Kuīni, a feisty young takahē and mate Anzac started a new life on Rotoroa Island this week!

Takahē Fast Facts:

  1. ​The South Island takahē (Porphyrio hochstetteri), endemic to New Zealand, is flightless – though has wings, and is the world's largest living rail. It can weigh up to 3kg, and is uniquely adapted to eating grasses 
  2. Status: Critically Endangered (IUCN Red List). Current takahē population is 280 birds
  3. The takahē was once thought to be extinct, but in the 1948 it hit world headlines when an Invercargill doctor, Geoffrey Orbell, rediscovered the bird high in the tussock grasslands of the remote Murchison Mountains, Fiordland.
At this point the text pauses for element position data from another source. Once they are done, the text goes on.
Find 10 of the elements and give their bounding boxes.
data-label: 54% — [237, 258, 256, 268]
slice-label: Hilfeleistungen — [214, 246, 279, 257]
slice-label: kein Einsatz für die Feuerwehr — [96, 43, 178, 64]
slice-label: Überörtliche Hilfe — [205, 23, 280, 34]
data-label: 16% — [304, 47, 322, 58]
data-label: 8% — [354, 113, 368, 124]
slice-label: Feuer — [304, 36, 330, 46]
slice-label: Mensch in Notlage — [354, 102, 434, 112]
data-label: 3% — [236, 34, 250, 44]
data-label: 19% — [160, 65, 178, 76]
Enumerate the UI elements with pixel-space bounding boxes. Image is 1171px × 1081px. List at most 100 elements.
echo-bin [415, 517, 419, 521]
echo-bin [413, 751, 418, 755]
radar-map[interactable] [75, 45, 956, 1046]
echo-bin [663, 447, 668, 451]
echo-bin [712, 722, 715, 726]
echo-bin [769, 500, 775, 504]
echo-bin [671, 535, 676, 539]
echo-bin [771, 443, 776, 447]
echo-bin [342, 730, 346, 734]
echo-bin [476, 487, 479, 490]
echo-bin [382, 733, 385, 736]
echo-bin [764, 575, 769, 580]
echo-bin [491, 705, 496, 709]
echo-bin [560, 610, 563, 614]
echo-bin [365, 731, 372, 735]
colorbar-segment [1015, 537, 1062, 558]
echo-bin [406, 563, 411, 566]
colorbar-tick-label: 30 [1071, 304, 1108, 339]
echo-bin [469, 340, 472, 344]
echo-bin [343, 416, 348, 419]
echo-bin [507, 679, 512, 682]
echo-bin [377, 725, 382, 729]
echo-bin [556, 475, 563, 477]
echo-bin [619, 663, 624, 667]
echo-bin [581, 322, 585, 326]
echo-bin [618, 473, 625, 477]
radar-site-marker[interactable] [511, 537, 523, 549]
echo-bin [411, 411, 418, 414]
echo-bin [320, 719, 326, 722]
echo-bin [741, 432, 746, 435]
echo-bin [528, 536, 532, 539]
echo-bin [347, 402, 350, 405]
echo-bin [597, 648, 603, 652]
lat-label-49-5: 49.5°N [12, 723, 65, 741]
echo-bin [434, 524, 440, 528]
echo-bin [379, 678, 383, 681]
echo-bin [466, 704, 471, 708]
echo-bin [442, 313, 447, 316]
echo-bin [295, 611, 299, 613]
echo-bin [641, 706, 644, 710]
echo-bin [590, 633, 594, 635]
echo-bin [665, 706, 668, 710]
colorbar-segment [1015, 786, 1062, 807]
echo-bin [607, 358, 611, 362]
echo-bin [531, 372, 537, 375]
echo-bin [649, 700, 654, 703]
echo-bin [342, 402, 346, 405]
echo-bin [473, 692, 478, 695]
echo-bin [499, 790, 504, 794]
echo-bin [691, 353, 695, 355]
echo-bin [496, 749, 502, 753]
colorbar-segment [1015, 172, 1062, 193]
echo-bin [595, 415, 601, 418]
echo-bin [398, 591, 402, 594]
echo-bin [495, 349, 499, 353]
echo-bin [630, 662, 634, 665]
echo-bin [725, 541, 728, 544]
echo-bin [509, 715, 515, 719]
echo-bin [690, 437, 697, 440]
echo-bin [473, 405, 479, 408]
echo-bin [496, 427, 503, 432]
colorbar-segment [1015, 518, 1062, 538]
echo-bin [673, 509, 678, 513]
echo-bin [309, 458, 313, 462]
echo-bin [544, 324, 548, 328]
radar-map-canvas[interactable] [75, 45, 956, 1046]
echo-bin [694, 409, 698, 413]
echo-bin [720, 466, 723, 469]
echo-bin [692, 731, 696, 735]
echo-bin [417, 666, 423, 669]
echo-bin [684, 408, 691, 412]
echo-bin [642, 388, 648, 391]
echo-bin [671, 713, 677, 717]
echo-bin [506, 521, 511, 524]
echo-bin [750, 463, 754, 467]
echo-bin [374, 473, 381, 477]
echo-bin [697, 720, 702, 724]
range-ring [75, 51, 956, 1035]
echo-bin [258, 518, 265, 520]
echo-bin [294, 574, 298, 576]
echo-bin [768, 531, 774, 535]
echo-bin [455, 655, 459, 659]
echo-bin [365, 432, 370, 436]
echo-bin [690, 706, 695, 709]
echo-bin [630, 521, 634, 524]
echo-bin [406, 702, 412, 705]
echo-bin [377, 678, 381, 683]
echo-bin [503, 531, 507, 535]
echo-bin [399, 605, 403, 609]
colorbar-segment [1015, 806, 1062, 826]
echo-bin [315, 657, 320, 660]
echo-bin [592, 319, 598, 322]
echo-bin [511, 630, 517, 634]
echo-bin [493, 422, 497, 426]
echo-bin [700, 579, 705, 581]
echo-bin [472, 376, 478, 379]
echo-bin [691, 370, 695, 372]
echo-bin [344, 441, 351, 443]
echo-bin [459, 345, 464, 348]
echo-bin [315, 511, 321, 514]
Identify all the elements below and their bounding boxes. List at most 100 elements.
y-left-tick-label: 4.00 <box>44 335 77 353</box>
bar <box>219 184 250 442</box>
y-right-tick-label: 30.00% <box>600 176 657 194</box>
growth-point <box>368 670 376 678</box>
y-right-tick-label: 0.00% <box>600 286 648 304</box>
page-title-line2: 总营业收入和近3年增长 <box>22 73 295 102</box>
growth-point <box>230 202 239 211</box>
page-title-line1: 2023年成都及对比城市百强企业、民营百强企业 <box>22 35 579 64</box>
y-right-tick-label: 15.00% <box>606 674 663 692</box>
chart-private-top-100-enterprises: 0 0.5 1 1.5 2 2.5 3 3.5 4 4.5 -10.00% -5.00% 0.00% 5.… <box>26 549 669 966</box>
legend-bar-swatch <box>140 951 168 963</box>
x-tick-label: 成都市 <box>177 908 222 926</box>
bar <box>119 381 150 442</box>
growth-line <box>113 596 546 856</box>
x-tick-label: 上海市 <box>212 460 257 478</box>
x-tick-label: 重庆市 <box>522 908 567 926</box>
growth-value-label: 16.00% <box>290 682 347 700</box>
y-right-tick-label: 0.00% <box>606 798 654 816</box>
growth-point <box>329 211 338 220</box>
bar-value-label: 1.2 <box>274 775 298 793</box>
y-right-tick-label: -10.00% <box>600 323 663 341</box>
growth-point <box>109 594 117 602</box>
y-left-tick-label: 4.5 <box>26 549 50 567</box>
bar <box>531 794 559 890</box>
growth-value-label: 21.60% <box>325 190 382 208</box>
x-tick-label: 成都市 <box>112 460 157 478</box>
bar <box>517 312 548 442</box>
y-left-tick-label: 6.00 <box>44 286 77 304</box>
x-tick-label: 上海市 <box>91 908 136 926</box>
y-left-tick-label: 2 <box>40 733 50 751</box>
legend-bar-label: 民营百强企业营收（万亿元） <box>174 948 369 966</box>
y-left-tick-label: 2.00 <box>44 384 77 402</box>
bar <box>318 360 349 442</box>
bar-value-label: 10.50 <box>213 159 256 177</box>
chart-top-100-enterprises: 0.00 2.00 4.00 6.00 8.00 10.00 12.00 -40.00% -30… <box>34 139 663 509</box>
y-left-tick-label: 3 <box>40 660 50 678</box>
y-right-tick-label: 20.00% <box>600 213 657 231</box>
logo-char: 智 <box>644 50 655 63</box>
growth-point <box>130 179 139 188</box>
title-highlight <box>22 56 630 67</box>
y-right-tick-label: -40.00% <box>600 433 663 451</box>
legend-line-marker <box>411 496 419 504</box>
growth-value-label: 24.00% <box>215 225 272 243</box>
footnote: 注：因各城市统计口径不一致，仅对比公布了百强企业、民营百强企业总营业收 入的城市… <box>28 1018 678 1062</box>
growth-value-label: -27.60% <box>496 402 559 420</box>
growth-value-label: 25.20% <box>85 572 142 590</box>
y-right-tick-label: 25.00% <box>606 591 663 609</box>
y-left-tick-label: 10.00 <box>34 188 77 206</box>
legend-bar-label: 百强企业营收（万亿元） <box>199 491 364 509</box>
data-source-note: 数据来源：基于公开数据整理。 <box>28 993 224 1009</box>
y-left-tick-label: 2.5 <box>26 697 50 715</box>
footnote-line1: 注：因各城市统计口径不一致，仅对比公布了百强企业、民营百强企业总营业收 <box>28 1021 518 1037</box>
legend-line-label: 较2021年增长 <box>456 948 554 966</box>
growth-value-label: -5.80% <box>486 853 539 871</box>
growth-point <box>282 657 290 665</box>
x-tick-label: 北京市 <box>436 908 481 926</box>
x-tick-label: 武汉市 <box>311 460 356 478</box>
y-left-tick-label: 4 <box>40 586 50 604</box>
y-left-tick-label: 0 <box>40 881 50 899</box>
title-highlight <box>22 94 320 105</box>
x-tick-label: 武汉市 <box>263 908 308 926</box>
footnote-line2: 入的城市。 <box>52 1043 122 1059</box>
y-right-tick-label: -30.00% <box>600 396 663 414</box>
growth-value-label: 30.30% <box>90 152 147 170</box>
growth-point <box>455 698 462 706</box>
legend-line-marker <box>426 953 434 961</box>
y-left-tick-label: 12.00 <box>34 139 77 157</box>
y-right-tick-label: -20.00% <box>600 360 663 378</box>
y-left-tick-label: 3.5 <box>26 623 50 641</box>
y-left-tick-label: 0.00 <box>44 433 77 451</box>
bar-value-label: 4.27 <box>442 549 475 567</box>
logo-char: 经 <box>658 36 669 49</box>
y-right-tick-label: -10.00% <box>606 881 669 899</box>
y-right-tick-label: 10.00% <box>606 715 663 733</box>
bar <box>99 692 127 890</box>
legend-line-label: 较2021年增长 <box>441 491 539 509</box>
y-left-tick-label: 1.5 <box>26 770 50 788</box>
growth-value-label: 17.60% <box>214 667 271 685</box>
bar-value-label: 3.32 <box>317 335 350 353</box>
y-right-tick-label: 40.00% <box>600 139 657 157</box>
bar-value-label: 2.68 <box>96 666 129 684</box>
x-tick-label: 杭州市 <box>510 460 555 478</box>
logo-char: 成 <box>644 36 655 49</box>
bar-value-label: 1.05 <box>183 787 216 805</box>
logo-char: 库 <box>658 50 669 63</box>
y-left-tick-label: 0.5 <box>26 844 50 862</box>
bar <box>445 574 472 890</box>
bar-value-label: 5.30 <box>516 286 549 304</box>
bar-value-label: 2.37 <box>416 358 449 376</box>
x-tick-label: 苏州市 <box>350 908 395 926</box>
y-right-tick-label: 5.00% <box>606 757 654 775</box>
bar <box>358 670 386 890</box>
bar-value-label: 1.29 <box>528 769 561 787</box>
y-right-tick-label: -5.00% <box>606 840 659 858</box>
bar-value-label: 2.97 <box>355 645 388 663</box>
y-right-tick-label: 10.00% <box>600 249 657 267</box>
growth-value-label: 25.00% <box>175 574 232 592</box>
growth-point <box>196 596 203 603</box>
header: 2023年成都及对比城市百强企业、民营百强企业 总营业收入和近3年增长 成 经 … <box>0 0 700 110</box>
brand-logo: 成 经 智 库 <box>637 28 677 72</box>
  4. While the Murchison Mountains is still home to the only surviving remnant population of takahē, almost two thirds of the total takahē population is now found in populations that have been established at various safe sites around New Zealand, including Rotoroa Island, and neighbouring Motutapu Island in Auckland's Hauraki Gulf.
  5. Takahē are large birds, but are flightless and despite being equipped with a powerful beak and legs, are no match for introduced mammalian predators like cats, ferrets and stoats
  6. With its national partner Fulton Hogan, DOC is working to establish a new takahē population at a cat and ferret-free South Island site that can hold up to 50 pairs, by 2020.
  7. As well as managing takahē on Rotoroa Island with its partner, the Rotoroa Island Trust (RIT), Auckland Zoo's High Country aviary in its NZ precinct Te Wao Nui  is home to an elderly retired takahē pair (male Montague and female Ahikaea)
  8. Auckland Zoo is a supplier of veterinary services to DOC for its Takahē and Kakapo recovery programmes and Zoo staff provide field conservation support to northern takahē populations.